Representative Virginia Foxx:
“As a former educator and college president, I know first-hand the difficulties federal grant applicants face when it comes to compliance with grant reporting. The task is cumbersome, laborious, and laden with inefficiency. That’s why we’ve introduced the GREAT Act. The GREAT Act will simplify the grant reporting process for grantors and grantees by transforming standard information – used in reporting and compliance – into searchable open data. Ultimately, this will result in greater transparency and reduce compliance costs for non-profits, universities and many other stakeholders.
Since the U.S. Government awards more than $600 billion every year to state and local governments, agencies, and a wide variety of other organizations, it is imperative that we are accountable for every tax dollar awarded. By making the collected data open and searchable, small businesses will no longer be forced to spend meaningful man-hours on filling out duplicative paperwork and instead will be empowered to focus on their core objectives. Hardworking American taxpayers deserve to know where their tax dollars are going – and the GREAT Act will not only make that goal possible, but realized.”

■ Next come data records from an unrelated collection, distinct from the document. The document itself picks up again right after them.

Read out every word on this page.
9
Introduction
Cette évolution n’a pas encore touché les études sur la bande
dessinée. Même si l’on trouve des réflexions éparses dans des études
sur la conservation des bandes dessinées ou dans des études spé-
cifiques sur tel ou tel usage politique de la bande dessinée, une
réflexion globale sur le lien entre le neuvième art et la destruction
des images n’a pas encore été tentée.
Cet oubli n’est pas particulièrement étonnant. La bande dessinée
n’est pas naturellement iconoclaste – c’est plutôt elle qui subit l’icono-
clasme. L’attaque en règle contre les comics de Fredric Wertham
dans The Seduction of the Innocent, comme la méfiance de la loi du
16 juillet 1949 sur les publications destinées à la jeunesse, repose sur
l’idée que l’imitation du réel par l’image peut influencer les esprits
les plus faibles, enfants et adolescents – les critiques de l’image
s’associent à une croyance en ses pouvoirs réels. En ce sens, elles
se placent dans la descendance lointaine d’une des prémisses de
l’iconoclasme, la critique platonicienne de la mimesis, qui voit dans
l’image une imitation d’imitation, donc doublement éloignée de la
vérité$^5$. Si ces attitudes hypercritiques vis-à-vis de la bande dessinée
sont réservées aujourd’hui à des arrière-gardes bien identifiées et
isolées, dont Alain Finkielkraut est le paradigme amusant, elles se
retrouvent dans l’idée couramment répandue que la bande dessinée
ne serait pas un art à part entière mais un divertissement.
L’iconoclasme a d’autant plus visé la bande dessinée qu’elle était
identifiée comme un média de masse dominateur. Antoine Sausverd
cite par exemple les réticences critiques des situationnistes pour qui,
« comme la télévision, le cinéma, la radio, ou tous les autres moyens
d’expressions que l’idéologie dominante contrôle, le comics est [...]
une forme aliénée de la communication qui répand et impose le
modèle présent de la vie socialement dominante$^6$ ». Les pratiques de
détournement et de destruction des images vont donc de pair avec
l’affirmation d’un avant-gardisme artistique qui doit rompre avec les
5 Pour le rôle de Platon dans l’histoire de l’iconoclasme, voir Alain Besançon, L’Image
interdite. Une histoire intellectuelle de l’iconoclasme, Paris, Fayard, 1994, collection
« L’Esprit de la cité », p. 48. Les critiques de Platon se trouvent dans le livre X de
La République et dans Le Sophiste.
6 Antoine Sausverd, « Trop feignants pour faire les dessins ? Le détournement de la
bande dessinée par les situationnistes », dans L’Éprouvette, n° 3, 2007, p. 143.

Hudson Hollister, Executive Director, the Data Coalition:
“In its current form, grant reporting is overly complex and riddled with flaws. The GREAT Act will solve this problem. The proposed legislation will require the adoption of a government-wide open data structure for all the information grantees report. Ultimately, replacing documents with data will alleviate compliance burdens for the grantee community, provide instant insights for grantor agencies and Congress, and enable easy access to data for oversight, analytics, and program evaluation.”
Ann Ebberts, Chief Executive Officer, Association of Government Accountants:
“The Association of Government Accountants (AGA) supports the technological transformation of federal grant reporting. Technology can reduce manual reporting burdens and complexity for the 70,000 financial management professionals we represent at federal, state, local, and tribal governments, many of whom work on grant compliance and audits. From 2015 to 2017, we partnered with the White House OMB and the Department of Health and Human Services to support the DATA Act pilot program which showed how data standardization can transform grant reporting. The collaborative process leveraged by OMB and Treasury for the progress made in DATA Act reporting provides a model that can be built on and expanded for this grant reporting and transparency effort. We are pleased and eager to work with Congress, the executive branch, and our members to achieve the next step: the creation of a single, government-wide data structure to give all grantees certainty and the potential to automate.”
Richard Fenger, Open Government Subcommittee Co-chair, Federal Demonstration Partnership (The FDP is a collaboration between Federal granting agencies and institutions that carry out research grants, including universities and other non-profit organizations):
“We all share the desire to reduce administrative burden and minimize costs, while ensuring that we maximize the use of public funds for their intended purposes. Data standardization efforts around key data elements that foster transparency will be essential towards achieving efficiency. The GREAT Act is clearly a positive step beyond simply extending previous transparency efforts, and will certainly lead to future efficiencies. In due course, the GREAT Act will help move information from a costly form-based ecosystem, over to a collection of standardized core data elements independent from of the forms where they reside.”
Shelly Slebrch, Executive Director, the National Grants Management Association:
“Streamlining requirements for reporting across the Federal government is essential to moving grant reporting forward. New data technologies are part of that solution.”
Specifically the GREAT Act:
*Requires the creation of a comprehensive and standardized data structure, or “taxonomy”, covering all data elements reported by recipients of federal awards, including both grant and cooperative agreements.
*Tasks the Director of the Office of Management and Budget (OMB) and the Secretary of Health and Human Services (HHS) with implementation.
*Issues guidance to grantmaking agencies on how to leverage new technologies and implement the new data standards into existing reporting practices with minimum disruption.
*Amends the Single Audit Act to provide for grantee audits to be reported in an electronic format consistent with the data standards.
*Provides exceptions and restrictions by requiring each grantmaking agency to begin collecting grant reports using the new data standards within three years.
*Ensures that no data outside the scope of grant reporting will be collected and that personally-identifiable or otherwise sensitive information will not be published.